# Nuther Akon cook



## Paymaster (Jan 9, 2012)

*Nuther Akorn cook*

I fired up the Akorn again this weekend. I cook chicken, ribs, corn on the cob, cedar planked some salmon and did some shrimp. Cooked all day on the thing with one load of charcoal. That was nice!


----------



## jcoss15 (Oct 11, 2010)

Dude, I almost eat the computer screen when I see your threads...


----------



## Bonsaifishrman (Mar 17, 2009)

Those are great looking ribs.


----------



## Smarty (Nov 23, 2008)

I'm thinking about picking up an Akorn. Do you 1st boil or broil your ribs before putting them on the grill? Also how long do you have them on? Man my mouth is watering after seeing those pics! Looks good :thumbsup:


----------



## Jason (Oct 2, 2007)

All looks good! Spring time is upon us, I reckon some BGE posts will be up and comming!


----------



## Paymaster (Jan 9, 2012)

Smarty said:


> I'm thinking about picking up an Akorn. Do you 1st boil or broil your ribs before putting them on the grill? Also how long do you have them on? Man my mouth is watering after seeing those pics! Looks good :thumbsup:


NEVER BOIL RIBS!!!!!!!!!!!!!!! It is a sin! 

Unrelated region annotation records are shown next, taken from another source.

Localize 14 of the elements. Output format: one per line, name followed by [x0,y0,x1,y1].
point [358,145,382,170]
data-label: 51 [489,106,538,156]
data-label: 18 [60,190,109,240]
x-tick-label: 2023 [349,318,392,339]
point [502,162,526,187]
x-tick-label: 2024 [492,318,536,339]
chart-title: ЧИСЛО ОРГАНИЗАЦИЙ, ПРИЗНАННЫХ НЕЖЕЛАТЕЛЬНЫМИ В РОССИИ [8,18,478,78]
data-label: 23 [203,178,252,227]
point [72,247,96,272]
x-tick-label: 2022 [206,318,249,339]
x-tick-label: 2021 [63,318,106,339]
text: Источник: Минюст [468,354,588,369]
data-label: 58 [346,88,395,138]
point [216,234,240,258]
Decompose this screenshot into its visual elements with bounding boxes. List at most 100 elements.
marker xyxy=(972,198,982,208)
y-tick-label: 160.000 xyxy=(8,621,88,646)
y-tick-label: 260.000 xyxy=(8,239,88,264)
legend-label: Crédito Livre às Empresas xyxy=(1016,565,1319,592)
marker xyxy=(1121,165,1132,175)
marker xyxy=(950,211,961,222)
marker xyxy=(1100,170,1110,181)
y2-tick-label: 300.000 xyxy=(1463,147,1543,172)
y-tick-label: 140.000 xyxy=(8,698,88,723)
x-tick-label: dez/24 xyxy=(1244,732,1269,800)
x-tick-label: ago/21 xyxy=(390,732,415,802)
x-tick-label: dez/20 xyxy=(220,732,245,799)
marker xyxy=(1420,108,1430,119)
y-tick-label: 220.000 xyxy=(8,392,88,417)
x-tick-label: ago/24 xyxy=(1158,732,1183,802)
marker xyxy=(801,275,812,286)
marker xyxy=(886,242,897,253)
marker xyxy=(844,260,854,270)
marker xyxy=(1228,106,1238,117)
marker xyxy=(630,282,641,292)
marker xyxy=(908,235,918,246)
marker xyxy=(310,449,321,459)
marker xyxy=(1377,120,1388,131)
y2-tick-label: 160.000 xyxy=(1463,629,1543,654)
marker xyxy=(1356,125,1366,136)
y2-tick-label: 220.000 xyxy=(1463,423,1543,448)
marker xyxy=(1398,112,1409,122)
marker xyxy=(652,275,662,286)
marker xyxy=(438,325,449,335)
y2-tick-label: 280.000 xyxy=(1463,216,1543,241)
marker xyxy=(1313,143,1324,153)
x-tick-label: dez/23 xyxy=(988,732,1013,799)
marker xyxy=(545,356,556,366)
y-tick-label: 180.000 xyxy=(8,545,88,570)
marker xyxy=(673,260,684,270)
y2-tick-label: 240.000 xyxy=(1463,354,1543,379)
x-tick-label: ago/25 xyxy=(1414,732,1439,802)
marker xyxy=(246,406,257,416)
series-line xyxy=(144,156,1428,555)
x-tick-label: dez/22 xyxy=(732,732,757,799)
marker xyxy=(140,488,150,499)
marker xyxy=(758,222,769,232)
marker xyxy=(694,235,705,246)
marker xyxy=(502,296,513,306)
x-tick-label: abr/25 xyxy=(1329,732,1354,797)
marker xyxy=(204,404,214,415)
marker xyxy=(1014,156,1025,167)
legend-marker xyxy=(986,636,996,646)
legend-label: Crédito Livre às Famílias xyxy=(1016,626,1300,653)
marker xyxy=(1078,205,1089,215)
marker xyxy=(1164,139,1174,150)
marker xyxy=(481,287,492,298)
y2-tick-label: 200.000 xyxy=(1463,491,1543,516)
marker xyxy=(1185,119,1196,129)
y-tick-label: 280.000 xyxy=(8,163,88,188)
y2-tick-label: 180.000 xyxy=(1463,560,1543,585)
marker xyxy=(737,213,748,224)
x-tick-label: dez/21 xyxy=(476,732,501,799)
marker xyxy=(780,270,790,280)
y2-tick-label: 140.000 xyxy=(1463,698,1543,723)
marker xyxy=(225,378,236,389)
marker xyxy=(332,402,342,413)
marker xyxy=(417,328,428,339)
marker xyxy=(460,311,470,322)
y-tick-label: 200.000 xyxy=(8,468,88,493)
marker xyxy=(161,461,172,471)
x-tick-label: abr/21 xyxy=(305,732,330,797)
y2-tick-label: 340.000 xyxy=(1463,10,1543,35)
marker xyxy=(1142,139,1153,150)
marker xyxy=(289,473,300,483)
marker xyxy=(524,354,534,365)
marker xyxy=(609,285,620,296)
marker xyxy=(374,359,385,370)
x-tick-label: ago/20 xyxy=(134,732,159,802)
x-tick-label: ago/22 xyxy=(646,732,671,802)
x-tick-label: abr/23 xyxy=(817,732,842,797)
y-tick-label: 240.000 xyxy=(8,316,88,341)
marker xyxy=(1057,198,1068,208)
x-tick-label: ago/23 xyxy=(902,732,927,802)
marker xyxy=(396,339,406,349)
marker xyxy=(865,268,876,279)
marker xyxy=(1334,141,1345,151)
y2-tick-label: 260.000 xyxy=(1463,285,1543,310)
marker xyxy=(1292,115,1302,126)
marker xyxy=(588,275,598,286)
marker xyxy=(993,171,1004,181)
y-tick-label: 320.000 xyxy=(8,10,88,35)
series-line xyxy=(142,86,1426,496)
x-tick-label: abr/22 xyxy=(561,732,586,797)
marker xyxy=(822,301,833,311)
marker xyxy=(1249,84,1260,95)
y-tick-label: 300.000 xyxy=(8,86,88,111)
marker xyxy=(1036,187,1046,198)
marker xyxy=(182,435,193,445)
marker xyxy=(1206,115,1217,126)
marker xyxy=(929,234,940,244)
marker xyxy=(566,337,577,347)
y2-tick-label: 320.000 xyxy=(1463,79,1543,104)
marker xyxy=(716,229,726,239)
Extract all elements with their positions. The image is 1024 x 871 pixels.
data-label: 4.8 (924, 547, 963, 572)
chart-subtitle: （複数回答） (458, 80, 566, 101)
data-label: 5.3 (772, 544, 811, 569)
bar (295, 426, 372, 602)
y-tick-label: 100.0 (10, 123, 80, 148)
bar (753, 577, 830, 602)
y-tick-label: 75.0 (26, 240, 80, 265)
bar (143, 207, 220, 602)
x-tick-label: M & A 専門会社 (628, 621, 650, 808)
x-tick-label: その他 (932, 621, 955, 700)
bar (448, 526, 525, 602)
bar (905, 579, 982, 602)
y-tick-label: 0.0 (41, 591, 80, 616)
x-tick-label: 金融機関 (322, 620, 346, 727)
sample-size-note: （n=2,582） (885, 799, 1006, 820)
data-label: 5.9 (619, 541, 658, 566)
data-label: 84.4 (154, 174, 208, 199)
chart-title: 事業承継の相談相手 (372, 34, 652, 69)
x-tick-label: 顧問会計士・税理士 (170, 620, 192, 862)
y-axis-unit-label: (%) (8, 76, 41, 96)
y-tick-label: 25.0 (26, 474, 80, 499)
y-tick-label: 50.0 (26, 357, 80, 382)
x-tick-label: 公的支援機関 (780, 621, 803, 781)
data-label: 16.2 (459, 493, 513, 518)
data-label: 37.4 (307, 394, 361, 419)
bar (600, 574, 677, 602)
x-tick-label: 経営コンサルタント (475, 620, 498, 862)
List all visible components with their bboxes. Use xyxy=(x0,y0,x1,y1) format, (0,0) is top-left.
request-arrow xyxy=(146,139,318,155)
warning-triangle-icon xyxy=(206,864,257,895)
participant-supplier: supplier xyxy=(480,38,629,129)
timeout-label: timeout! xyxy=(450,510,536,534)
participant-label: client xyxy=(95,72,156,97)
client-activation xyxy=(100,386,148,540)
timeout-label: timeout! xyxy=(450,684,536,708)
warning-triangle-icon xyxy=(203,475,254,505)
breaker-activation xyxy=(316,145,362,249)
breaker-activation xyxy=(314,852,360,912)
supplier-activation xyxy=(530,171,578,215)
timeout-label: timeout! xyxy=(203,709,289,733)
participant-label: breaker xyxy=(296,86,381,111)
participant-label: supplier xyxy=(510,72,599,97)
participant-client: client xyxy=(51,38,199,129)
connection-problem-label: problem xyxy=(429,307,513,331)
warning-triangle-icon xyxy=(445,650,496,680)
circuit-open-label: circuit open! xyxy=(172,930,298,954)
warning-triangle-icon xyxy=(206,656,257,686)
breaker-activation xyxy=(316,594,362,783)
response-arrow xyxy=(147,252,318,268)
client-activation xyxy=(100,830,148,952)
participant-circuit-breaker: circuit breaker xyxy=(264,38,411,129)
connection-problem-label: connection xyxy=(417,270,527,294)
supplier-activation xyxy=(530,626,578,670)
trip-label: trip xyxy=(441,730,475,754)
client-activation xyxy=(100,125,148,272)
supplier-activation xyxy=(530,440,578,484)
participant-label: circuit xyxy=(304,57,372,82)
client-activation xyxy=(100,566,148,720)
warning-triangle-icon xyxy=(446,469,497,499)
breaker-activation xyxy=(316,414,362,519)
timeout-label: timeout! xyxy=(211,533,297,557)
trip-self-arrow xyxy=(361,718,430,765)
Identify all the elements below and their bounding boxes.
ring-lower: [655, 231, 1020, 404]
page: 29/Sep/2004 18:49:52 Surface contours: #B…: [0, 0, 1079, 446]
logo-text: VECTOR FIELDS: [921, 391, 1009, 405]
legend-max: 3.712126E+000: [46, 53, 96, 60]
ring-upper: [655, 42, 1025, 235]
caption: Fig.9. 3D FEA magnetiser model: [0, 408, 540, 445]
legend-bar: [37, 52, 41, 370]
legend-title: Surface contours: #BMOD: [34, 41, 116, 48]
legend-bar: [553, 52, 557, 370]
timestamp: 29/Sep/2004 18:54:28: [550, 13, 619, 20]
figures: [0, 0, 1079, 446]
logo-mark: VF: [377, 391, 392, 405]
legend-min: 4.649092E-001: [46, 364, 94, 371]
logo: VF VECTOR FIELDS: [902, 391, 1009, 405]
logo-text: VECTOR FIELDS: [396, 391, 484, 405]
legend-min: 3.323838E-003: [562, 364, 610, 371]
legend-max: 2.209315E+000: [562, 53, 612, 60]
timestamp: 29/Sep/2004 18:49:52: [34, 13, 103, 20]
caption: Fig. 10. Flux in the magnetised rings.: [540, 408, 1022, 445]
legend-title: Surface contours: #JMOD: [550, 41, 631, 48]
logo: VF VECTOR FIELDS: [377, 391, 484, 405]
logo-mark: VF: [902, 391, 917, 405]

No I never boil ribs. I strip the membrane from the back side and then slather the entire rack with plain yellow mustard. I then coat with rub. I use the rub that the Neelys use. Google Neely Rub Recipe. I also like to rub mine with crushed peppercorns in addition to the Neely Rub.It is very simple. I cook the ribs on my smokers at 250* with plenty of smoke for 3 hours then I wrap in foil with apple juice and put back in the smoker for 2 hours or until the temp between the bone is at 190*. I take them out then and put back in the smoke for 30-60 minutes. If you sauce, this is when I sauce. This is what I do for spare ribs, I hardly ever cook baby backs.


----------



## marmidor (Mar 15, 2008)

Paymaster said:


> NEVER BOIL RIBS!!!!!!!!!!!!!!! It is a sin!
> 
> No I never boil ribs. I strip the membrane from the back side and then slather the entire rack with plain yellow mustard. I then coat with rub. I use the rub that the Neelys use. Google Neely Rub Recipe. I also like to rub mine with crushed peppercorns in addition to the Neely Rub.It is very simple. I cook the ribs on my smokers at 250* with plenty of smoke for 3 hours then I wrap in foil with apple juice and put back in the smoker for 2 hours or until the temp between the bone is at 190*. I take them out then and put back in the smoke for 30-60 minutes. If you sauce, this is when I sauce. This is what I do for spare ribs, I hardly ever cook baby backs.


3-2-1 works everytime!!! Looks good!


----------



## Yobenny (Mar 2, 2013)

Mighty fine lookin grub there!


----------



## Chapman5011 (Mar 7, 2013)

Tasty tasty.....Mmmmmmm


----------



## bobinbusan (Feb 16, 2010)

LOOKS DARN GOOD, did you make yourself sick eating all that GOOD LOOKING FOOD:thumbsup: :thumbsup: :thumbsup:


----------



## Smarty (Nov 23, 2008)

Paymaster said:


> NEVER BOIL RIBS!!!!!!!!!!!!!!! It is a sin!
> 
> No I never boil ribs. I strip the membrane from the back side and then slather the entire rack with plain yellow mustard. I then coat with rub. I use the rub that the Neelys use. Google Neely Rub Recipe. I also like to rub mine with crushed peppercorns in addition to the Neely Rub.It is very simple. I cook the ribs on my smokers at 250* with plenty of smoke for 3 hours then I wrap in foil with apple juice and put back in the smoker for 2 hours or until the temp between the bone is at 190*. I take them out then and put back in the smoke for 30-60 minutes. If you sauce, this is when I sauce. This is what I do for spare ribs, I hardly ever cook baby backs.


 Thank you sir! Almost bought the same Akorn today but ran out of time waiting on the salesperson that was being overloaded with questions from someone that probably wasn't even buying. Will go back another time. But I did order some of that Badia seasoning from Amazon to try on some chicken because that looked awesome as well :thumbsup: 
I think I gained 10lbs just looking at those pics!


----------



## Paymaster (Jan 9, 2012)

Smarty said:


> Thank you sir! Almost bought the same Akorn today but ran out of time waiting on the salesperson that was being overloaded with questions from someone that probably wasn't even buying. Will go back another time. But I did order some of that Badia seasoning from Amazon to try on some chicken because that looked awesome as well :thumbsup:
> I think I gained 10lbs just looking at those pics!


You are welcome. 
When you buy your Akorn, go ahead and get a 22.5" Weber grate and a pizza stone. It is much less expensive that ordering the heat difuser from CharGriller. Just set the Weber grate on the brakets below the cast iron top grate and place the pizza stone on the weber grate centered. This allows you to cook indirect, the way you want to cook/smoke most of the time anyway. If you want direct or high temp cooking, just remove the grate and stone before you start.


----------